Femtosecond fluorescence spectroscopy :
We are developing an Ultrafast Fluorescence spectrometer based on non-linear frequency mixing. Briefly, a femtosecond (50 to 80 fs), tunable (across the UV-VIS spectrum) laser pulse is absorbed by an ensemble of molecules in solution or in film. The emitted fluorescence is collected by two parabolic mirrors and focused in a BBO crystal mounted on a motorized rotary stage (see Fig. 4). In order to resolve temporally the fluorescence emission, a gate pulse is also focused on the exact localization of the fluorescence spot on the crystal. When both fluorescence and gate pulses are overlapping in space and time on the BBO, a 2nd order non-linear process occurs, generating the detected signal by sum or difference frequency mixing. Since the gate pulses are ~60 fs long in time one can record and reconstruct point by point the fluorescence kinetic traces by changing sequentially the time delay between gate and pump pulses (motorized delay line, fig. 4).
We have been implementing fluorescence « down-conversion » (difference frequency mixing of fluorescence and gate pulses) in order to detect UV-emitting fluorophores in fluorescently–labelled or naturally UV-emitting biomolecules [2 , 3], within the FEMTOSTACK ANR project (2011-14). We have also been implementing the « up-conversion » (sum frequency mixing) configuration in order to time-resolve the fluorescence decay kinetics of Vis organic dyes in strong interaction regime with an optical resonator .

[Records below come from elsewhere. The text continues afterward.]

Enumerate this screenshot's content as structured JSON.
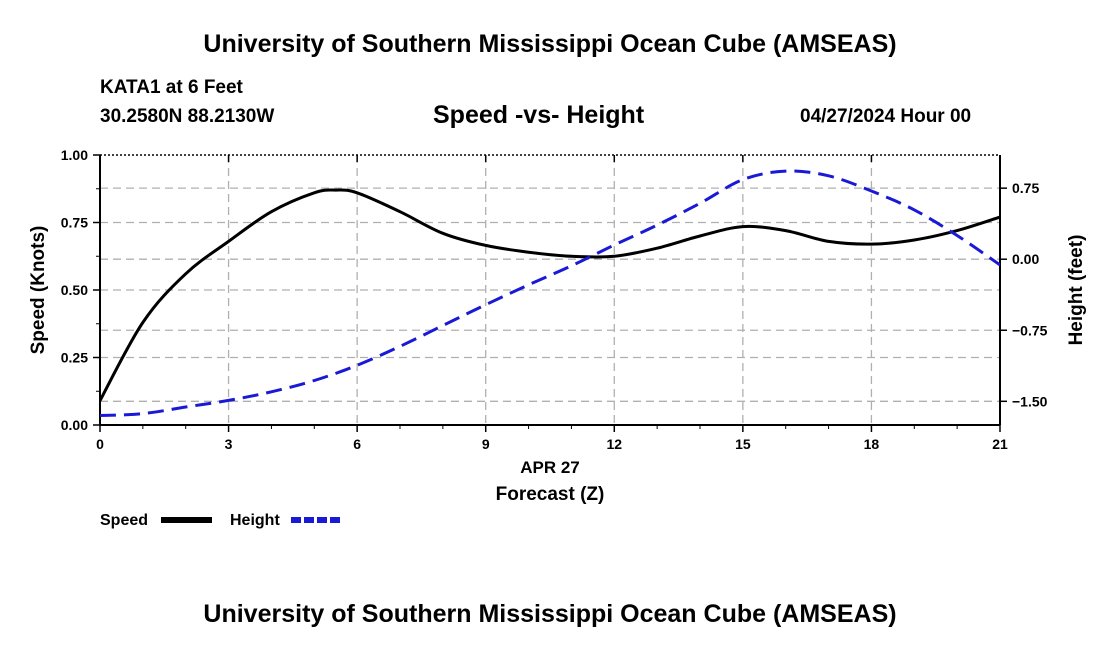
{
  "header": {
    "title": "University of Southern Mississippi Ocean Cube (AMSEAS)",
    "station": "KATA1 at 6 Feet",
    "coords": "30.2580N  88.2130W",
    "date": "04/27/2024 Hour 00"
  },
  "footer": {
    "title": "University of Southern Mississippi Ocean Cube (AMSEAS)"
  },
  "chart_data": {
    "type": "line",
    "title": "Speed -vs- Height",
    "xlabel_date": "APR 27",
    "xlabel": "Forecast (Z)",
    "ylabel_left": "Speed (Knots)",
    "ylabel_right": "Height (feet)",
    "xlim": [
      0,
      21
    ],
    "ylim_left": [
      0,
      1.0
    ],
    "ylim_right": [
      -1.75,
      1.1
    ],
    "x_ticks": [
      "0",
      "3",
      "6",
      "9",
      "12",
      "15",
      "18",
      "21"
    ],
    "y_left_ticks": [
      "0.00",
      "0.25",
      "0.50",
      "0.75",
      "1.00"
    ],
    "y_right_ticks": [
      "−1.50",
      "−0.75",
      "0.00",
      "0.75"
    ],
    "grid": true,
    "colors": {
      "speed": "#000000",
      "height": "#1a1ad6",
      "grid": "#b0b0b0"
    },
    "series": [
      {
        "name": "Speed",
        "axis": "left",
        "x": [
          0,
          1,
          2,
          3,
          4,
          5,
          5.5,
          6,
          7,
          8,
          9,
          10,
          11,
          12,
          13,
          14,
          15,
          16,
          17,
          18,
          19,
          20,
          21
        ],
        "values": [
          0.09,
          0.38,
          0.56,
          0.68,
          0.79,
          0.86,
          0.87,
          0.86,
          0.79,
          0.71,
          0.665,
          0.64,
          0.625,
          0.625,
          0.655,
          0.7,
          0.735,
          0.72,
          0.68,
          0.67,
          0.685,
          0.72,
          0.77
        ]
      },
      {
        "name": "Height",
        "axis": "right",
        "x": [
          0,
          1,
          2,
          3,
          4,
          5,
          6,
          7,
          8,
          9,
          10,
          11,
          12,
          13,
          14,
          15,
          16,
          17,
          18,
          19,
          20,
          21
        ],
        "values": [
          -1.65,
          -1.63,
          -1.56,
          -1.49,
          -1.4,
          -1.28,
          -1.12,
          -0.92,
          -0.7,
          -0.48,
          -0.27,
          -0.07,
          0.15,
          0.36,
          0.59,
          0.84,
          0.93,
          0.88,
          0.72,
          0.52,
          0.25,
          -0.06
        ]
      }
    ]
  },
  "legend": {
    "speed_label": "Speed",
    "height_label": "Height"
  }
}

Funding: ANR FEMTOSTACK (2011-14)
Collaborations: Yves Mély (U. Strasbourg, France); Roland Stote (IGBMC, Illkirch, France); T. Ebbesen (ISIS, Strasbourg, France)
1. J. Nillon, O. Crégut, C. Bressler, and S. Haacke, “Two MHz tunable non collinear optical parametric amplifiers with pulse durations down to 6 fs“, Opt. Express 22, 14964-14974 (2014).
2. Léonard, J., T. Gelot, K. Torgasin, and S. Haacke, Ultrafast fluorescence spectroscopy of biologically relevant chromophores using type II difference frequency generation. Journal of Physics: Conference Series. 277(1): p. 012017 (2011).
3. Gelot, T., P. Tourõn-Touceda, O. Crégut, J. Léonard, and S. Haacke, Ultrafast Site-Specific Fluorescence Quenching of 2-Aminopurine in a DNA Hairpin Studied by Femtosecond Down-Conversion. J. Phys. Chem. A. 116(11): p. 2819 (2012).
4. Schwartz, T., J.A. Hutchison, J. Léonard, C. Genet, S. Haacke, and T.W. Ebbesen, Polariton Dynamics under Strong Light–Molecule Coupling. ChemPhysChem. 14(1): p. 125-131 (2013).